/ python

How To Detect When A Webpage Changes With Python

If you've ever been waiting for a webpage to update then you know how time consuming it can be to constantly have to refresh the page.

I had a similar problem right before the Eclipse of 2017. I was attempting to get eclipse glasses from a local observatory but they were sold out. Fortunately, the observatory's website said a new shipment of glasses were arriving in a few days, and they would update their website when they go on sale. These eclipse glasses were going like hotcakes so I knew I had to be on the ball as soon as the website updated. Obviously I wasn't going to spend all day checking their website so I wrote this bit of Python to help.

This code detects changes in a webpage's content by getting the initial HTML of a webpage and then repeatedly getting the HTML and checking it against the initial HTML every ten seconds. If the webpage has changed it prints "Changed", if not it prints "Not Changed". You can change these print statements to email you, or run whatever other python code you like.


# Hunter Thornsberry
# http://www.adventuresintechland.com

# WebChange.py
# Alerts you when a webpage has changed it's content by comparing checksums of the html.

import hashlib
import urllib2
import random
import time

# url to be scraped
url = "http://raw.adventuresintechland.com/freedom.html"

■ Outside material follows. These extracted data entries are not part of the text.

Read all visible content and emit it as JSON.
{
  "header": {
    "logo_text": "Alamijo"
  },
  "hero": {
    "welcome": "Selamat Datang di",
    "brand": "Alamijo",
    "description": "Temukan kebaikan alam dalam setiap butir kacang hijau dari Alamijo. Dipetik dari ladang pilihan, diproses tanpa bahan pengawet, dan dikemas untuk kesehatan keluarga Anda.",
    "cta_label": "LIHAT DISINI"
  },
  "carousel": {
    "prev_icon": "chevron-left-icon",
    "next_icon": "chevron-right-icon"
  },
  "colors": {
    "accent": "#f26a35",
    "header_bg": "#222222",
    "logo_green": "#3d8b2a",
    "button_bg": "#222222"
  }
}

# time between checks in seconds
sleeptime = 60

def getHash():
    # random integer to select user agent
    randomint = random.randint(0,7)

    # User_Agents
    # This helps skirt a bit around servers that detect repeaded requests from the same machine.
    # This will not prevent your IP from getting banned but will help a bit by pretending to be different browsers
    # and operating systems.
    user_agents = [
        'Mozilla/5.0 (Windows; U; Windows NT 5.1; it; rv:1.8.1.11) Gecko/20071127 Firefox/2.0.0.11',
        'Opera/9.25 (Windows NT 5.1; U; en)',
        'Mozilla/4.0 (compatible; MSIE 6.0; Windows NT 5.1; SV1; .NET CLR 1.1.4322; .NET CLR 2.0.50727)',
        'Mozilla/5.0 (compatible; Konqueror/3.5; Linux) KHTML/3.5.5 (like Gecko) (Kubuntu)',
        'Mozilla/5.0 (Windows NT 5.1) AppleWebKit/535.19 (KHTML, like Gecko) Chrome/18.0.1025.142 Safari/535.19',
        'Mozilla/5.0 (Macintosh; Intel Mac OS X 10.7; rv:11.0) Gecko/20100101 Firefox/11.0',
        'Mozilla/5.0 (Macintosh; Intel Mac OS X 10.6; rv:8.0.1) Gecko/20100101 Firefox/8.0.1',
        'Mozilla/5.0 (Windows NT 6.1; WOW64) AppleWebKit/535.19 (KHTML, like Gecko) Chrome/18.0.1025.151 Safari/535.19'
    ]

    opener = urllib2.build_opener()
    opener.addheaders = [('User-agent', user_agents[randomint])]
    response = opener.open(url)
    the_page = response.read()

    return hashlib.sha224(the_page).hexdigest()

current_hash = getHash() # Get the current hash, which is what the website is now

while 1: # Run forever
    if getHash() == current_hash: # If nothing has changed
        print "Not Changed"
    else: # If something has changed
        print "Changed"
        break
    time.sleep(sleeptime)